PEOPLE IN PORTSMOUTH

 

Lives Lived and Lives Lost - Portsmouth and the Great War

ALFRED CHARLES HORSCROFT
 
The birthplace of Alfred Charles is variously given as Pevensey, Westham or Eastbourne, the last named being the administrative district. The 1891 census is more concise in that it places the Horscroft family on Westham Street, Westham. There Alfred Charles, who had been born in 1882, was living with his parents Charles and Susie plus one brother and two sisters.
 
Ten years later in 1901 Alfred is listed living at 24 Cross Street, Portsmouth but has exaggerated his age by 5 years. This may have been to disguise that he had only been 17 years old when he and Bessie (born at sea in 1880 but surname unknown) had a child named George at Bristol earlier that year. Bessie and George were recorded as living with Alfred, with Bessie described as his wife though no record of the marriage has been traced.
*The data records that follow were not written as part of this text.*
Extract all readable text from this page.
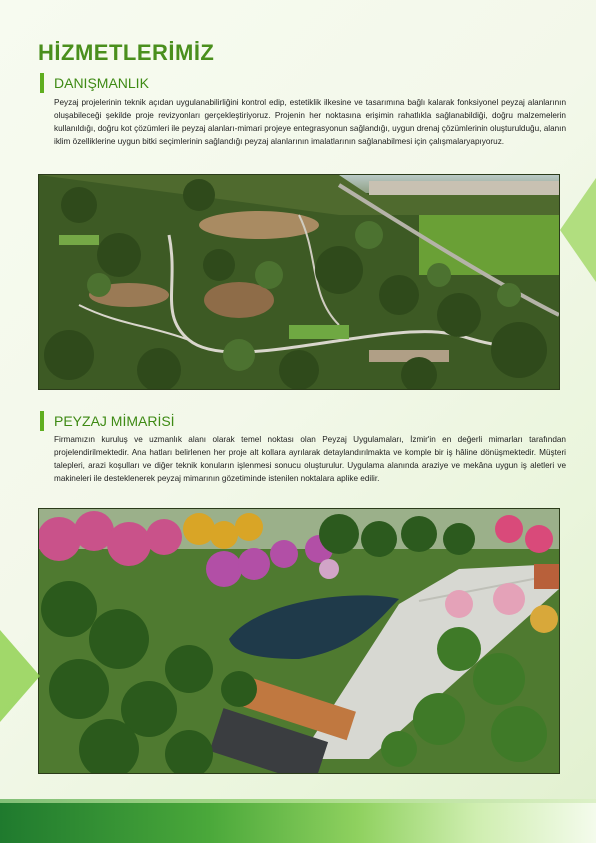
HİZMETLERİMİZ
DANIŞMANLIK
Peyzaj projelerinin teknik açıdan uygulanabilirliğini kontrol edip, estetiklik ilkesine ve tasarımına bağlı kalarak fonksiyonel peyzaj alanlarının oluşabileceği şekilde proje revizyonları gerçekleştiriyoruz. Projenin her noktasına erişimin rahatlıkla sağlanabildiği, doğru malzemelerin kullanıldığı, doğru kot çözümleri ile peyzaj alanları-mimari projeye entegrasyonun sağlandığı, uygun drenaj çözümlerinin oluşturulduğu, alanın iklim özelliklerine uygun bitki seçimlerinin sağlandığı peyzaj alanlarının imalatlarının sağlanabilmesi için çalışmalaryapıyoruz.
PEYZAJ MİMARİSİ
Firmamızın kuruluş ve uzmanlık alanı olarak temel noktası olan Peyzaj Uygulamaları, İzmir'in en değerli mimarları tarafından projelendirilmektedir. Ana hatları belirlenen her proje alt kollara ayrılarak detaylandırılmakta ve komple bir iş hâline dönüşmektedir. Müşteri talepleri, arazi koşulları ve diğer teknik konuların işlenmesi sonucu oluşturulur. Uygulama alanında araziye ve mekâna uygun iş aletleri ve makineleri ile desteklenerek peyzaj mimarının gözetiminde istenilen noktalara aplike edilir.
The same census describes Alfred as a bricklayer's labourer but even as the return was being made he must have decided to join the Royal Navy which he did in May 1901.
 
By 1911 Alfred had decided that there was no need to continue lying about his age and declared it correctly as 28 years in the census which recorded the family at 37 Balliol Road, Buckland and that two more children had been born - Charles at Portsmouth in 1902 and Reginald at Weston-Super-Mare in 1904.
 
Nothing is known of Alfred's early years in the navy but at the outbreak of the Great War it is known that he was posted to HMS Attentive on duty with the Dover Patrol. In January 1917 he was transferred to HMS Q19, also known as HMS Privet and SS Island Queen. Q-ships acted as decoy merchant ships, posing as helpless run down merchantmen to tempt an enemy submarine to attack. In fact the boat was heavily armed and aimed to sink the U-boat before it could fight back. On March 12th 1917 HMS Q19, was attacked by the German submarine U-85 in the English Channel, sustaining heavy damage and killing one member of the crew, Alfred Horscroft. When the U-boat surfaced they saw the crew of the Privet appearing to be about to abandon ship. In fact they were uncovering their machine guns. The Privet opened fire at very close range on the submarine and sank it.
 
FURTHER INFORMATION
 
The Commonwealth War Graves Commission (CWGC) list Petty Officer Stoker Alfred Horscroft (297412), Royal Navy, HMS Q19, died 12/03/1917. Commemorated on the Portsmouth Naval Memorial (Panel 26).
 
Alfred Horscroft is also commemorated on the Buckland United Reformed Church WW1 Memorial (which describes him as a Petty Officer 1st Class on board HMS Carrier) and on the Cenotaph. He is listed in "The National Roll of the Great War", Section X, p112.